There wasn’t much time left. Philip knew this. The entire village knew as well. What did they have? Hours? Very unlikely. More like minutes. Minutes that flew by with increasing speed as the enemy drew closer.
Philip looked at all they had accomplished. The walls were high and foreboding, but size was not enough to prevent annihilation. Strength was the key factor to guard against the great enemy, and Philip prayed to the gods that the fortress held strength.
The villages that had once stood here obviously lacked the strength needed to keep the enemy out. How many fortresses—great fortresses built with the blood and sweat of great men—had stood here before today only to be wiped away by one pass of the great enemy? There must have been hundreds, maybe even thousands, of towns that have been destroyed. Completely and utterly erased from the map.
There was no way for anyone to ever know the number of villages that had once stood here. The great enemy never left any traces of the civilizations it destroyed. There were no artifacts to be uncovered or histories to be remembered. It was as if they never existed and the great enemy was all there ever was.
But Philip knew better. He understood his village was not the first to face the great enemy, yet he prayed it would be the last. If he could defeat the great enemy, all other nations would bow down to him. They would come to him for protection, for wisdom, and for alliance. He would gain the respect of all the world’s leaders. If he ever needed anything from anyone from anywhere, he would have no questions to answer. The thought was enough to make his chest puff up and his lips to form a triumphant grin.
Philip’s smile disintegrated instantly, however, when a thundering crash jolted him back to reality. The enemy was approaching faster than he had anticipated and the odds of his victory were extremely low. His workers scrambled to finish the fortress to be used as protection from the oncoming attack.
Most of his people looked as terrified as he felt. He would never show his fear on the outside, however. He was, after all, their leader. Nothing could break the spirits of a civilization quicker than a leader admitting to fear and doubt.
Nonetheless, a fear was present in his heart that Philip could not squander. He looked at the structure being built for his village’s protection and only saw towers that would crumple like paper, gates that would be knocked down with one swift blow, and walls that would surrender after one wave of attack.
The sound of the thunder grew louder letting all know the great enemy was advancing. Within a few minutes, the strength of the fortress would be tested. If it didn’t survive the first wave, there was very little chance of it standing the second and third. The great enemy was very persistent and would not stop sending wave after wave of destruction until the village was no more.
As Philip focused on the sounds of onslaught, his gaze drifted to the sky. Several birds swarmed overhead, making circles around the highest towers. They showed no fear when they flew close to the fortress and then up to the sky again, as if taunting his workers. The birds were spies of the great enemy and hinted that the attack would begin any second.
Then, as if confirming his fear, one of the birds dropped a missile. A single missile fell from the sky in a direct path toward the highest tower. There was nothing Philip could do but watch.

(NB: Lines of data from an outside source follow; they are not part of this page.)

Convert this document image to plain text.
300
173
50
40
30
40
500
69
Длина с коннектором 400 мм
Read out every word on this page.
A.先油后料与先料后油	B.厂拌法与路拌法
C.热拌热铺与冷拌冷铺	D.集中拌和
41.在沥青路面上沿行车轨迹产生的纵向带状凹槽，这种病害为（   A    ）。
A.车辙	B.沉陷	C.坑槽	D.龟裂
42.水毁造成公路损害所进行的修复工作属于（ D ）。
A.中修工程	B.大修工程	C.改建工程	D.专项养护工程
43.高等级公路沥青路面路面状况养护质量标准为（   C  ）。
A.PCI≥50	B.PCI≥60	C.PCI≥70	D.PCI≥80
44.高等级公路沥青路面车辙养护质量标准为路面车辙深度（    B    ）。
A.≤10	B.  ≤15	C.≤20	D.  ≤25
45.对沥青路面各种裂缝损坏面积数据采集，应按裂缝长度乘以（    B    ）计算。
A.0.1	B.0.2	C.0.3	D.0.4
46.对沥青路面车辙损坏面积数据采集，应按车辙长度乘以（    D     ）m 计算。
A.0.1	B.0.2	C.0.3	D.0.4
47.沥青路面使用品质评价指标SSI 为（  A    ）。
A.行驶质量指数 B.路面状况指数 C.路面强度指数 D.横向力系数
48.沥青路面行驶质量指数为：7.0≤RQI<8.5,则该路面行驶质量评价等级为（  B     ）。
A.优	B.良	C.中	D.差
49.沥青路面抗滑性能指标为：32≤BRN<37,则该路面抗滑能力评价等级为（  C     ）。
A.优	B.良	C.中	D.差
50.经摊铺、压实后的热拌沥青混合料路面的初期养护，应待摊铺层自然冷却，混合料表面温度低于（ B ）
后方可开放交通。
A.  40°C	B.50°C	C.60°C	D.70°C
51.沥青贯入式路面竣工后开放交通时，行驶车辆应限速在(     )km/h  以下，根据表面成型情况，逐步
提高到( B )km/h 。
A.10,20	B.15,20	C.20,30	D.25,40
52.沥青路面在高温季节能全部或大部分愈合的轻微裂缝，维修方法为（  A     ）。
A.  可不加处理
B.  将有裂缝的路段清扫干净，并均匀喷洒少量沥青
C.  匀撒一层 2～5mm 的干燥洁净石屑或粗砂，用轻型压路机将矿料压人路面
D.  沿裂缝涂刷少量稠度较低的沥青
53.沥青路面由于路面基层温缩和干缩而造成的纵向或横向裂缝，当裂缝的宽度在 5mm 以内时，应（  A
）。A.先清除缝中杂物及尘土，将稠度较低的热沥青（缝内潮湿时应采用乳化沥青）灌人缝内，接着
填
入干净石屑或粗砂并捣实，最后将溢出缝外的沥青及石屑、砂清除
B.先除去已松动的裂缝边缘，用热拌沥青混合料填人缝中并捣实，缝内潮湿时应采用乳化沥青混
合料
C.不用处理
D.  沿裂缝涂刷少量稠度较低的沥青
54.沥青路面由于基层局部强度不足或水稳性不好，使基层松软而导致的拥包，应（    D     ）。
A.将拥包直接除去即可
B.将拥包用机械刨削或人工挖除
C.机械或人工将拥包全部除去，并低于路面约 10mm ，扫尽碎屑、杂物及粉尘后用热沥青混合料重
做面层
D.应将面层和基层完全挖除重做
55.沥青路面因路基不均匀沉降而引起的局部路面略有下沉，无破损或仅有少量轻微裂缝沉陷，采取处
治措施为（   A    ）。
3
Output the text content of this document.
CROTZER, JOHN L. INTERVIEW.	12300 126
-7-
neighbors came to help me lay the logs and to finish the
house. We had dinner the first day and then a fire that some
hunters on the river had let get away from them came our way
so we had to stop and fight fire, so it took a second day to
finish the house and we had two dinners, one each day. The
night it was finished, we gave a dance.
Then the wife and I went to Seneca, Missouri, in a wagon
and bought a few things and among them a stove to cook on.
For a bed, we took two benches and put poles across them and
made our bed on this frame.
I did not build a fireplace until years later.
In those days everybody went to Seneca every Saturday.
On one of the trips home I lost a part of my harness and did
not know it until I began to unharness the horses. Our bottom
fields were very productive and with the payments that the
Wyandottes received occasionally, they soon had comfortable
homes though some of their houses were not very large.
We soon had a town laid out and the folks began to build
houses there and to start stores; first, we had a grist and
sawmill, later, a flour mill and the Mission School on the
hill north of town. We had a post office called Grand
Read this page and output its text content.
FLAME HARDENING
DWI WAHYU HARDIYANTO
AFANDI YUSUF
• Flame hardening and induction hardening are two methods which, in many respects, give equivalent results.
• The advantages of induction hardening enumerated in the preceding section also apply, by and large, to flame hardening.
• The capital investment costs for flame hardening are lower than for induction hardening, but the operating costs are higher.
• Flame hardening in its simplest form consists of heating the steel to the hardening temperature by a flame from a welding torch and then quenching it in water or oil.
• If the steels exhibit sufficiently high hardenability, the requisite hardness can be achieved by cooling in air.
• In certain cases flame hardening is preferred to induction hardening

Upon being hit, the tower fell flat to the ground. It was as if a giant stepped on top of it in an angry rage.
“No!” yelled Philip, realizing his fortress would never stand against the great enemy.
“Philip!” came an even more powerful voice. Philip looked up into the eyes of a woman who seemed startled by his outburst.
“Sorry, mom,” he said as he plopped down on the sand.
“I think you’ve had enough sun for today,” his mother said. “And it looks like the tide is coming in.”
Philip and his mother packed up their belongings and trudged up the beach. Philip risked one final glance back as the first wave of the great enemy washed over his fortress.